Still, a military conflagration-such as an Israeli attack on Iran’s nuclear facilities-would be an instant game-changer. A precedent exists in the run-up to the 2009 national elections when Meretz, aware that its dovish positions on security and the Palestinian-Israeli conflict were unpopular, pushed a social-democratic platform.

But then-Prime Minister Ehud Olmert launched Operation Cast Lead in aneffort to stop the firing of rockets and mortar shells from Hamas-controlled Gaza. The 22-day military operation pushed security issues to the forefront and rendered Meretz’s socioeconomic platform irrelevant. Meretz ended up with just three Knesset seats, down from five.

Even if socioeconomic issues become a central issue in the upcoming elections, it is not clear that parties such as Labor or Meretz will be its beneficiaries. Lior Chorev, a political strategist from the centrist Kadima Party, predicted that the renewed interest in socioeconomic issues would not necessarily strengthen Labor and Meretz.

“Like Occupy Wall Street, this summer’s protesters were naive in the sense that they did not offer any specific solutions,” Chorev said. “They were just a bunch of people—many of them professionals—who do not want to change the social order, just make life a little better for themselves. Nobody wants to go back to socialism.”

Also, despite all the criticism, the Israeli economy under Prime Minister Benjamin Netanyahu’s government appears remarkably healthy.
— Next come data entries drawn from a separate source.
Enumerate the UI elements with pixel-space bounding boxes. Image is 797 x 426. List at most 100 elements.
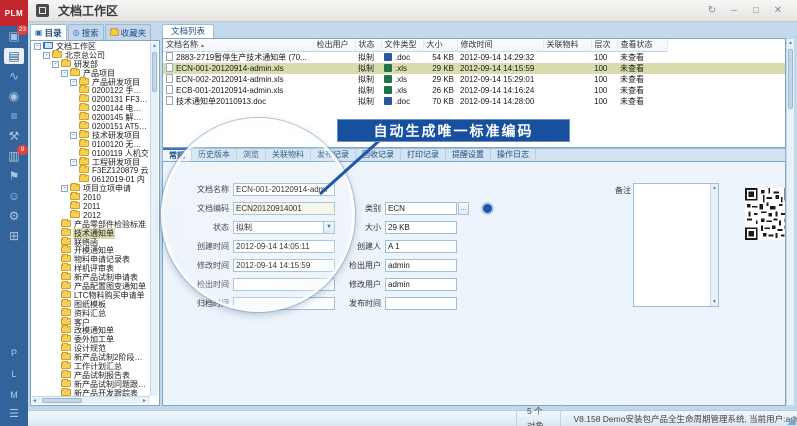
detail-tab[interactable]: 发布记录	[311, 149, 356, 161]
field-input[interactable]: ECN	[385, 202, 457, 215]
field-input[interactable]	[385, 297, 457, 310]
tree-node[interactable]: - 资料汇总	[32, 309, 150, 318]
column-header[interactable]: 状态	[355, 39, 381, 51]
browse-ellipsis-button[interactable]: …	[458, 202, 469, 215]
column-header[interactable]: 文件类型	[381, 39, 423, 51]
detail-tab[interactable]: 常规	[163, 148, 192, 161]
scroll-right-icon[interactable]: ►	[142, 397, 150, 405]
expand-toggle-icon[interactable]: -	[43, 52, 50, 59]
field-input[interactable]: A 1	[385, 240, 457, 253]
window-control-button[interactable]: ✕	[767, 3, 789, 19]
nav-icon[interactable]: ▣ 23	[0, 26, 28, 46]
expand-toggle-icon[interactable]: -	[52, 61, 59, 68]
expand-toggle-icon[interactable]: -	[34, 43, 41, 50]
column-header[interactable]: 修改时间	[457, 39, 543, 51]
qr-code	[745, 188, 786, 240]
window-control-button[interactable]: –	[723, 3, 745, 19]
left-panel-tab[interactable]: ◎ 搜索	[68, 24, 104, 40]
nav-icon[interactable]: ▥ 8	[0, 146, 28, 166]
window-control-button[interactable]: □	[745, 3, 767, 19]
tab-document-list[interactable]: 文档列表	[162, 24, 214, 38]
tree-node[interactable]: - 2010	[32, 193, 150, 202]
table-row[interactable]: ECN-002-20120914-admin.xls 拟制 .xls 29 KB…	[163, 74, 785, 85]
cell-level: 100	[591, 74, 617, 85]
detail-tab[interactable]: 关联物料	[266, 149, 311, 161]
nav-icon[interactable]: ⊞	[0, 226, 28, 246]
tree-node[interactable]: - 0200145 解锁柜	[32, 113, 150, 122]
field-input[interactable]: 2012-09-14 14:15:59 ▼	[233, 259, 335, 272]
detail-tab[interactable]: 打印记录	[401, 149, 446, 161]
field-input[interactable]: ▼	[233, 297, 335, 310]
column-header[interactable]: 关联物料	[543, 39, 591, 51]
detail-tab[interactable]: 历史版本	[192, 149, 237, 161]
nav-icon[interactable]: ◉	[0, 86, 28, 106]
tree-node-label: 新产品开发跟踪表	[73, 388, 139, 396]
resize-grip[interactable]	[787, 416, 796, 425]
scroll-up-icon[interactable]: ▲	[711, 184, 718, 192]
field-input[interactable]: 拟制 ▼	[233, 221, 335, 234]
nav-icon[interactable]: ≡	[0, 106, 28, 126]
nav-icon[interactable]: ⚙	[0, 206, 28, 226]
main-vertical-scrollbar[interactable]: ▲	[786, 38, 795, 406]
dropdown-arrow-icon[interactable]: ▼	[323, 222, 334, 233]
tree-node[interactable]: - 项目立项申请	[32, 184, 150, 193]
scroll-down-icon[interactable]: ▼	[711, 298, 718, 306]
expand-toggle-icon[interactable]: -	[70, 132, 77, 139]
nav-icon[interactable]: ☺	[0, 186, 28, 206]
hamburger-menu-icon[interactable]: ☰	[0, 406, 28, 422]
scroll-up-icon[interactable]: ▲	[151, 42, 158, 50]
notification-badge: 23	[17, 25, 28, 35]
column-header[interactable]: 层次	[591, 39, 617, 51]
detail-tab[interactable]: 操作日志	[491, 149, 536, 161]
scroll-up-icon[interactable]: ▲	[787, 39, 794, 47]
tree-horizontal-scrollbar[interactable]: ◄ ►	[32, 396, 150, 404]
tree-node-icon	[79, 86, 89, 93]
cell-level: 100	[591, 85, 617, 96]
table-row[interactable]: ECN-001-20120914-admin.xls 拟制 .xls 29 KB…	[163, 63, 785, 74]
nav-icon[interactable]: ⚑	[0, 166, 28, 186]
nav-icon[interactable]: ▤	[0, 46, 28, 66]
expand-toggle-icon[interactable]: -	[61, 185, 68, 192]
field-label: 检出时间	[169, 279, 233, 290]
tree-node-icon	[70, 69, 80, 76]
column-header[interactable]: 检出用户	[313, 39, 355, 51]
field-input[interactable]: ▼	[233, 278, 335, 291]
column-header[interactable]: 文档名称▲	[163, 39, 313, 51]
tree-vertical-scrollbar[interactable]: ▲	[150, 42, 158, 396]
table-row[interactable]: ECB-001-20120914-admin.xls 拟制 .xls 26 KB…	[163, 85, 785, 96]
scrollbar-thumb[interactable]	[788, 49, 793, 109]
field-label: 状态	[169, 222, 233, 233]
field-input[interactable]: admin	[385, 259, 457, 272]
nav-icon[interactable]: ⚒	[0, 126, 28, 146]
tree-node[interactable]: - 新产品开发跟踪表	[32, 389, 150, 396]
detail-tab[interactable]: 浏览	[237, 149, 266, 161]
scrollbar-thumb[interactable]	[152, 52, 157, 92]
detail-tab[interactable]: 回收记录	[356, 149, 401, 161]
tree-node[interactable]: - 0200122 手持式	[32, 86, 150, 95]
column-header[interactable]: 大小	[423, 39, 457, 51]
cell-modified-time: 2012-09-14 15:29:01	[457, 74, 543, 85]
field-input[interactable]: 2012-09-14 14:05:11 ▼	[233, 240, 335, 253]
table-row[interactable]: 2883-2719暂停生产技术通知单 (70... 拟制 .doc 54 KB …	[163, 51, 785, 63]
expand-toggle-icon[interactable]: -	[61, 70, 68, 77]
remarks-scrollbar[interactable]: ▲ ▼	[710, 184, 718, 306]
tab-icon: ◎	[73, 28, 80, 37]
tree-node[interactable]: - 2011	[32, 202, 150, 211]
field-input[interactable]: admin	[385, 278, 457, 291]
table-row[interactable]: 技术通知单20110913.doc 拟制 .doc 70 KB 2012-09-…	[163, 96, 785, 107]
nav-icon[interactable]: ∿	[0, 66, 28, 86]
left-panel-tab[interactable]: 收藏夹	[105, 24, 152, 40]
scroll-left-icon[interactable]: ◄	[32, 397, 40, 405]
field-input[interactable]: 29 KB	[385, 221, 457, 234]
expand-toggle-icon[interactable]: -	[70, 79, 77, 86]
left-panel-tab[interactable]: ▣ 目录	[30, 24, 67, 40]
field-input[interactable]: ECN20120914001 ▼	[233, 202, 335, 215]
remarks-textarea[interactable]: ▲ ▼	[633, 183, 719, 307]
window-control-button[interactable]: ↻	[701, 3, 723, 19]
field-input[interactable]: ECN-001-20120914-admi ▼	[233, 183, 335, 196]
expand-toggle-icon[interactable]: -	[70, 159, 77, 166]
document-sheet-icon	[166, 96, 173, 105]
scrollbar-thumb[interactable]	[42, 398, 82, 403]
column-header[interactable]: 查看状态	[617, 39, 667, 51]
detail-tab[interactable]: 提醒设置	[446, 149, 491, 161]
Unemployment is below 6 percent, compared to slightly above 8 percent in the United States and 10 percent in the European Union. Israel’s GDP grew 4.8 percent in 2011 and the Bank of Israel is predicting another 2.8 percent gain in 2012.

And the Netanyahu government has been responsive to public concern about the economy. Even before the protests, Netanyahu instituted reforms aimed at bringing down the cost of housing. The National Housing Committee Law, which was passed by the Knesset in August, will streamline the process of allocating and zoning land for housing and provide financial aid to families buying or renting homes.

Netanyahu also established a committee to consider ways of combating the concentration of wealth in the hands of a few dozen tycoons. And in the wake of the protests, the Trajtenberg Committee was established and has presented a number of suggestions to help the middle class, the centerpiece of which was free preschool for 3- and 4-year-olds.

The response has been so extensive that some are now concerned that a populist push on social issues might lead to the adoption of imprudent economic policies.

“There is a danger that the very positive awakening of the Israeli consumer and worker to the fact that they are being so exploited by a few oligarchs will be taken advantage of by the social lobby and other leftist groups to institute high taxes on the middle class-the most productive classes of society,” said Daniel Doron, director of the Israel Center for Social and Economic Progress.

But Labor’s Ben-Simon is optimistic. “After moving too far in the direction of neoliberal capitalism, which has ignored the needs of the poor, we will hopefully adopt social democracy-not the socialism of the 1950s and 1960s, but a form of economic thinking that sustains a more just society.”